Knowing Knowledge Highlights 65-74
From George Siemens’ Knowing Knowledge:
Change is happening on two levels:
- …the context in which knowledge occurs, and
- …the flow and characteristics of knowledge itself. pg. 69
Our society is being restructured to align with knowledge. The barriers, inhibitors, obstacles, and unnecessary structures are giving away to models which permit effective knowledge creating, dissemination, communication, personalization, and flow. pg. 69
The fault of many schools, universities, and companies is the unwillingness to listen to the voices of those closest to change pressures and emerging methods. pg. 70
Who are these people…our students? Do we listen to them? Do we watch how they interact, how they communicate? Or do we just continue to take away their cell phones, tell them to put the iPod back in their locker, and tell them to leave their laptops at home. Instead of listening to our students and learning what it means to be connected in this new digital age, we try to disconnect them and focus on information that is not interactive, up-to-date, and well….boring.
People are able to connect, share, and create. We are co-creators, not knowledge consumers. Content generation is in the hands of the many. Co-creation is an expression of self…a sense of identity…ownership. We own who we are by the contributions we make. pg. 72
I agree. It’s one thing to watch YouTube it is another thing all together to create and upload a video to it. To have a video viewed over 100,000 times is very strange, and very cool. 70% of all YouTube registered users are in America. 50% of those are under the age of 20. Who’s creating this content? When are they finding the time to create it? And why are they not creating more of it during school?

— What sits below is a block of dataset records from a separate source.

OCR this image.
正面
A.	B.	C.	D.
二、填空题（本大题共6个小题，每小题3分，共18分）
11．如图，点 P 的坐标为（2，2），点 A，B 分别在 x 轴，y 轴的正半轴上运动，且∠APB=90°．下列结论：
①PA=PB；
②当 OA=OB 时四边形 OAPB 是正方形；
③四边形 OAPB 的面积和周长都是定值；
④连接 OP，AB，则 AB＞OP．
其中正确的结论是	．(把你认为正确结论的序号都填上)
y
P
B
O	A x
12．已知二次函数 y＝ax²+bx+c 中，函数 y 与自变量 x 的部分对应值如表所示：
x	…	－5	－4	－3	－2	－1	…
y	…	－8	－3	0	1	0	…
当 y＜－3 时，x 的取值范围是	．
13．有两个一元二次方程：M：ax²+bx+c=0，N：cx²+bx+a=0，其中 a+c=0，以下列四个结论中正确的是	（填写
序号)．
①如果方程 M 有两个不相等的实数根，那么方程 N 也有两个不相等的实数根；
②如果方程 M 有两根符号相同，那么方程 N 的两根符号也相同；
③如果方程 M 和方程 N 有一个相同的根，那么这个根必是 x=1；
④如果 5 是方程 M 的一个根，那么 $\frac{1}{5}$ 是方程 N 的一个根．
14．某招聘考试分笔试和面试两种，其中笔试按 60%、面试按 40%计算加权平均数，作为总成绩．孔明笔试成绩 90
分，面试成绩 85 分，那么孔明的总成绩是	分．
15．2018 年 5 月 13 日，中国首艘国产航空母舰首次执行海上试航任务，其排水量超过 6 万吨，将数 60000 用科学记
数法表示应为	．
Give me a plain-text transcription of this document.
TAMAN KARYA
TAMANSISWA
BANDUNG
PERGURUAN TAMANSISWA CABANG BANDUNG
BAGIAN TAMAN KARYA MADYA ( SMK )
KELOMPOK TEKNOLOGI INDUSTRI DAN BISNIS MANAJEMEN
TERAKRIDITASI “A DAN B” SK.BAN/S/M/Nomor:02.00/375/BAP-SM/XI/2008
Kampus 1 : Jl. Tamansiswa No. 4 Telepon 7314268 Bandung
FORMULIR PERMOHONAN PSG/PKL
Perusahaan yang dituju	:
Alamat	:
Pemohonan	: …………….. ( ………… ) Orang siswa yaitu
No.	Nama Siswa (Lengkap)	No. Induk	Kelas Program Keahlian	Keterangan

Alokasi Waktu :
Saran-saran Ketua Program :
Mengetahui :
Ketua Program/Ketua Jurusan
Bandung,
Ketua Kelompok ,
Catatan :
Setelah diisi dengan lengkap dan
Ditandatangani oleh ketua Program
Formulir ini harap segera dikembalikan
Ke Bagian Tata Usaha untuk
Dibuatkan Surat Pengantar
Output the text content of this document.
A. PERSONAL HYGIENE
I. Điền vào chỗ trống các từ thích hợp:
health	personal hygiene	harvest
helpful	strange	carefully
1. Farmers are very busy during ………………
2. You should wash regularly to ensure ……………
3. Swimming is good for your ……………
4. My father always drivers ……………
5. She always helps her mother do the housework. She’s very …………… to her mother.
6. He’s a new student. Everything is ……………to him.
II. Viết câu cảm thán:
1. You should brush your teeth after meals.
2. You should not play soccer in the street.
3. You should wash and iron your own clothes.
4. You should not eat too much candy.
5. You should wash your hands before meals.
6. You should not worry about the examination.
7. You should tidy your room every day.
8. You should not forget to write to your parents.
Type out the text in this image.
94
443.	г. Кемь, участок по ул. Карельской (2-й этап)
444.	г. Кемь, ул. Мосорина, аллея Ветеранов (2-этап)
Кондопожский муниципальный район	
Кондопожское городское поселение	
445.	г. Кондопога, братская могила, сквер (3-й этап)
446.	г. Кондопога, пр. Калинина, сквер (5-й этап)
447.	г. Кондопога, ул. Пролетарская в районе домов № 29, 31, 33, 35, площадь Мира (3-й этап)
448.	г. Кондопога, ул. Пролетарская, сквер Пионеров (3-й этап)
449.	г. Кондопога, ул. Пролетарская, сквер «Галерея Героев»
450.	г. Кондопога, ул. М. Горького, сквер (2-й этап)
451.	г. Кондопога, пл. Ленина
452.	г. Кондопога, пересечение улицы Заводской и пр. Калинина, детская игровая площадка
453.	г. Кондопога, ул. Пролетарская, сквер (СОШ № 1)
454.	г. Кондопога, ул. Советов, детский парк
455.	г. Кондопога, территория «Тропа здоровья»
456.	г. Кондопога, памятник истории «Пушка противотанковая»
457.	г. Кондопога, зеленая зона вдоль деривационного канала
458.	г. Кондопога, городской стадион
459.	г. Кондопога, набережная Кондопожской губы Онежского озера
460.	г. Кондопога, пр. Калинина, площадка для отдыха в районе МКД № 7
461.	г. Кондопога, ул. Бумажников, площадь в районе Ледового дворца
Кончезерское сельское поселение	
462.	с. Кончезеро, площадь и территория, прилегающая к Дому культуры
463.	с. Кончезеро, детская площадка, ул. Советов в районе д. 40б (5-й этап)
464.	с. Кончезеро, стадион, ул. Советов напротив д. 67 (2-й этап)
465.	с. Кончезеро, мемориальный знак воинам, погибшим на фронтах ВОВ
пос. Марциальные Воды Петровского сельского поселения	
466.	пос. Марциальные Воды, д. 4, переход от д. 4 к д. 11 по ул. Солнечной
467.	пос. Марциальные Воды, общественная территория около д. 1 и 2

We expect to co-create and experience the two-way flow models of knowledge sharing and dissemination. Our identities are exposed, revealed for anyone to explore. pg. 72
Our identities are exposed and this is something I think we need to come to terms with. We want to keep students safe on the web, but we can’t allow fear to take over and break that two-way knowledge sharing. We want our students work to be out there exposed to the real world, part of the growing body of knowledge, but we don’t want our students out there…not sure we can have it both ways. We need to be careful here, as our students are already in these spaces. We can try and keep them safe during the hours we see them at school. But if they are creating most of this content outside of school who’s keeping them safe then? And do we need to get over the fear of exposing our students so that we can use these social-network places to learn in?
Knowledge can now be expressed through the aggregate of the individuals-a deafening crescendo of contrasting and complementing opinions and views. pg. 72
We are being remade by our connectivity. As everything becomes connected, everything becomes transparent. Technology illuminates what was not discernible to the human eye. pg. 73
Siemens, G (2006). Knowing Knowledge. Lulu.com.